Meu amigo Leovaldo, como você já sabe, é cheio de cismas. Tem mais grilo do que noite no mato. Ele me confessou que também passou por isso. Tudo pra ele era chato, inclusive o espelho. Penteava-se atrás da porta, olhando-se pela greta. Não aguentava se ver no seu próprio reflexo. Até que sua irmã falou que o chato era ele e não o espelho. E, se continuasse assim, terminaria num hospício, cheio de espelhos.
O Leovaldo me falou que tudo não passa de uma crise, que um dia essa minha chateação com as coisas vai passar. Sei lá. Acho que isso veio pra ficar. Coisa chata custa pra ir embora. Às vezes, nem vai.
Por exemplo: tomei raiva de samba-enredo. É aquela mesma coisa de sempre. Um exagero de elogios, de refrões repetidos, rimas forçadas, expressões sem sentido. E a ala dos compositores? Tem mais gente ali do que na bateria da escola. E mesmo assim, tanta cabeça junta não consegue fazer algo que preste. É, meu irmão, na verdade todo mundo está é a fim de meter no bolso um naco do direito autoral.
Também ando implicado com o tal do Papai Noel. Sujeito chato. Trajes ridículos, risadinha irritante, penetra de festa que não é dele, mentiroso porque não traz presente pra ninguém. Além disso, o velhinho gordo é mau exemplo: ensina a entrar na casa dos outros durante a noite enquanto todos dormem. Isso tem um nome...
E o berimbau? Um porre. Quer coisa mais chata do que esse instrumento sem graça? Não sai daquilo. O monocórdio da Bahia é a apoteose da monotonia. Não sei como o cara que toca berimbau não dorme. E por falar em cara que toca o berimbau, que nome se dá ao cara que toca berimbau?

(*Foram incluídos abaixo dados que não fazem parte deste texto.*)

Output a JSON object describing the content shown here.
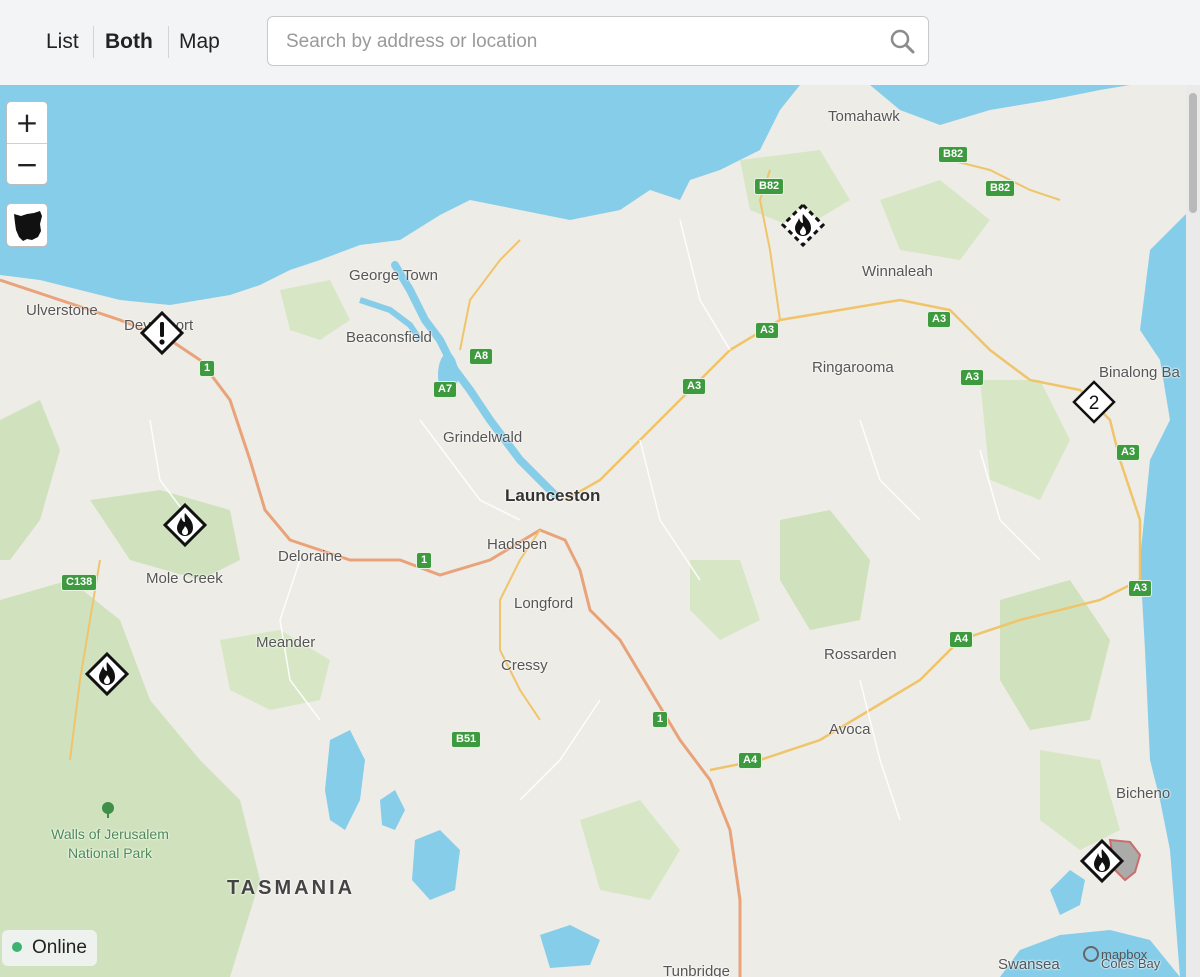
{
  "toolbar": {
    "tabs": [
      {
        "label": "List",
        "active": false
      },
      {
        "label": "Both",
        "active": true
      },
      {
        "label": "Map",
        "active": false
      }
    ],
    "search_placeholder": "Search by address or location",
    "search_value": ""
  },
  "map": {
    "zoom_in_label": "+",
    "zoom_out_label": "−",
    "reset_view_icon": "tasmania-outline-icon",
    "places": {
      "tomahawk": "Tomahawk",
      "ulverstone": "Ulverstone",
      "devonport": "Devonport",
      "george_town": "George Town",
      "beaconsfield": "Beaconsfield",
      "winnaleah": "Winnaleah",
      "ringarooma": "Ringarooma",
      "binalong_bay": "Binalong Ba",
      "grindelwald": "Grindelwald",
      "launceston": "Launceston",
      "hadspen": "Hadspen",
      "deloraine": "Deloraine",
      "mole_creek": "Mole Creek",
      "longford": "Longford",
      "meander": "Meander",
      "rossarden": "Rossarden",
      "cressy": "Cressy",
      "avoca": "Avoca",
      "bicheno": "Bicheno",
      "walls_park_line1": "Walls of Jerusalem",
      "walls_park_line2": "National Park",
      "tasmania": "TASMANIA",
      "swansea": "Swansea",
      "tunbridge": "Tunbridge",
      "coles_bay": "Coles Bay"
    },
    "road_shields": {
      "b82_a": "B82",
      "b82_b": "B82",
      "b82_c": "B82",
      "a3_a": "A3",
      "a3_b": "A3",
      "a3_c": "A3",
      "a3_d": "A3",
      "a3_e": "A3",
      "a3_f": "A3",
      "a8": "A8",
      "a7": "A7",
      "n1_a": "1",
      "n1_b": "1",
      "n1_c": "1",
      "c138": "C138",
      "a4_a": "A4",
      "a4_b": "A4",
      "b51": "B51"
    },
    "markers": [
      {
        "type": "advice",
        "icon": "exclamation-diamond-icon"
      },
      {
        "type": "fire-unconfirmed",
        "icon": "flame-dashed-diamond-icon"
      },
      {
        "type": "cluster",
        "icon": "cluster-diamond-icon",
        "count": "2"
      },
      {
        "type": "fire",
        "icon": "flame-diamond-icon"
      },
      {
        "type": "fire",
        "icon": "flame-diamond-icon"
      },
      {
        "type": "fire",
        "icon": "flame-diamond-icon"
      }
    ],
    "attribution": "mapbox",
    "colors": {
      "water": "#86cdea",
      "land": "#eeece6",
      "forest": "#cfe2bd",
      "road_major": "#f0c46a",
      "highway": "#e8a37b",
      "shield": "#3d9a3f"
    }
  },
  "status": {
    "label": "Online",
    "color": "#3cb371"
  }
}
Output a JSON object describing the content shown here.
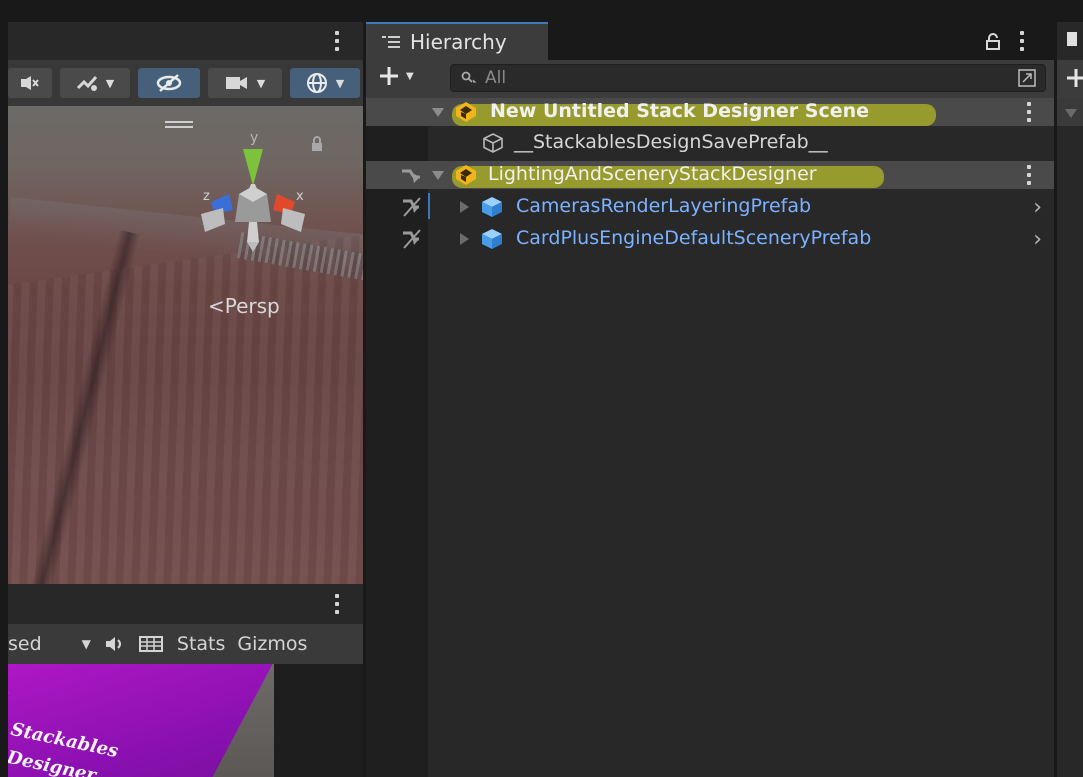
{
  "scene_view": {
    "camera_mode_label": "Persp",
    "axes": {
      "y": "y",
      "x": "x",
      "z": "z"
    }
  },
  "game_view": {
    "display_partial": "sed",
    "stats_label": "Stats",
    "gizmos_label": "Gizmos",
    "card_text_line1": "Stackables",
    "card_text_line2": "Designer"
  },
  "hierarchy": {
    "tab_label": "Hierarchy",
    "search_placeholder": "All",
    "rows": [
      {
        "label": "New Untitled Stack Designer Scene",
        "type": "scene",
        "highlighted": true
      },
      {
        "label": "__StackablesDesignSavePrefab__",
        "type": "gameobject"
      },
      {
        "label": "LightingAndSceneryStackDesigner",
        "type": "scene",
        "highlighted": true
      },
      {
        "label": "CamerasRenderLayeringPrefab",
        "type": "prefab"
      },
      {
        "label": "CardPlusEngineDefaultSceneryPrefab",
        "type": "prefab"
      }
    ]
  },
  "colors": {
    "highlight": "#d7dc14",
    "prefab_text": "#7bb2ff",
    "scene_text": "#f0f0f0",
    "tab_accent": "#3a79bb"
  }
}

Pescaria... Ficar o dia inteiro parado, olhando pra nada, falando nada, ouvindo nada, pegando nada. O ritual é todo chato. Montar a vara, esticar a linha, sujar a mão pra colocar a isca, sentar no barro, levar picada de mosquito. Depois, levantar-se do barro, recolher a vara, desmontar tudo e ir embora sem levar nada, sem contar nada, sem mostrar nada. Isso tudo é muito chato.
O politicamente correto também é diplomado em chatice. Mudaram até a letra do “Atirei o pau no gato”! Dizem os politicamente chatos que essa mudança é ecológica. Ora, que me desculpem, mas a vida inteira eu ouvi cantando que atiraram o pau no gato e nunca vi ninguém jogar pedaço de pau, sarrafo, tora, palito ou qualquer outro tipo de madeira no gato.
Desfile de Sete de Setembro é outra coisa chata. Todo ano é a mesma coisa. Mesmo assim, está lá o povo tomando sol nas costas, de pé, olhando sempre pras mesmas pessoas, ouvindo sempre o mesmo ritmo, vendo sempre a mesma marcha. Vem um colégio e o povo grita: Êêêêê!!! Vem outro colégio e o povo grita outra vez: Êêêêê!!! Aí vem mais outro colégio e o povo ali, fiel na torcida: Êêêêê!!! Pra encerrar, aquela turma toda de verde, capacete e baioneta, são soldados indo pra uma guerra que não sei onde nem contra quem. E o povo fazendo coro: Êêêêê!!! Cenas de chatura explícita...
Coisa chata é assim mesmo: insiste tanto que a gente continua discordando.